BLDUP: How have current market conditions (rising interest rates, construction costs) affected your pipeline?

SV+P: Today’s market conditions have certainly changed our approach. Gone are the days where you could acquire and fully capitalize deals that still had a number of uncertainties and risk. Nowadays, for our new construction projects, we need to be fully buttoned up with entitlements, largely through the design process, and have our budgets finalized before we approach the capital markets. To that end, we’re currently focused on achieving major milestones on our own, such as permits & approvals, 100% design, cost certainty and obtaining building permits. It takes discipline to be patient and move the ball up-field to make a project truly shovel-ready. 

BLDUP: What project(s) are you most excited about?

SV+P: We have two multifamily projects that will have a building permit in 2024.

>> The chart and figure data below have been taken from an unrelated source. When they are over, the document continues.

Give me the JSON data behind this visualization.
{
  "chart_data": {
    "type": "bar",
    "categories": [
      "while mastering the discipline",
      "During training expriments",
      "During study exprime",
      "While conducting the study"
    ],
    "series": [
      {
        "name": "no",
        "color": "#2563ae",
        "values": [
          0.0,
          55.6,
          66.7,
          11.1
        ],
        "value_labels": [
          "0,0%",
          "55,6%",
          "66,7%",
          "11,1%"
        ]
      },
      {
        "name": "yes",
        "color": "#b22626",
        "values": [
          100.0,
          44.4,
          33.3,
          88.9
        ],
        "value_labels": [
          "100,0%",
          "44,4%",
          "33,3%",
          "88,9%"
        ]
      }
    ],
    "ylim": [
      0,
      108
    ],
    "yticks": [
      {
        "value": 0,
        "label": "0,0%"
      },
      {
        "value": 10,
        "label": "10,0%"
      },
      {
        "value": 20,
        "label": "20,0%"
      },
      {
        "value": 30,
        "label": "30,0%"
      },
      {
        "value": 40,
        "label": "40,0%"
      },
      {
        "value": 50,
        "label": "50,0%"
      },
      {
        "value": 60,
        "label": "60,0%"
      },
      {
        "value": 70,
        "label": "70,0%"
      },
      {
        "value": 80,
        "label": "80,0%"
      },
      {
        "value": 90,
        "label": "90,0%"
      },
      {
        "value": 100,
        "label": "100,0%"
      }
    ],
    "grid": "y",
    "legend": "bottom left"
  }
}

  • 811 Lynnway, Lynn.  We are fully approved to build a 228-unit 100% market rate multifamily project in a submarket that has seen significant institutional activity and success in recent years.  The site is situated in an Opportunity Zone in a gateway entry location to the city just north of Revere.  The project is an earlier mover in the waterfront district, and we feel strongly that the area will continue to develop into a destination along the north shore.

  • 530 2nd Street, Everett.  We are fully approved to build an 89-unit multifamily project in one of Greater Boston’s fastest growing submarkets located just a few miles from downtown.  To date, Everett has seen mainly larger scale projects, and so we’re excited to deliver a boutique elevated product type catering to residents seeking a more intimate experience within a Class-A building.

BLDUP: What do the next few years look like for SV + Partners?

SV+P: For our multifamily sites, in 2024 we’ll be under construction on 27 units this summer and will be ready to break ground with another 317 units later this year.  In 2025 we’ll be wrapping up the design phase for an additional 256 units with a targeted groundbreaking for those projects later that year.  In parallel, we’re actively seeking to grow our portfolio with existing cash flowing multifamily, industrial, and commercial properties.  The rollout of our acquisition and development pipeline over the next couple of years allows our teams to look more holistically at our platform’s trajectory and establish long-term partnerships across multiple deal cycles.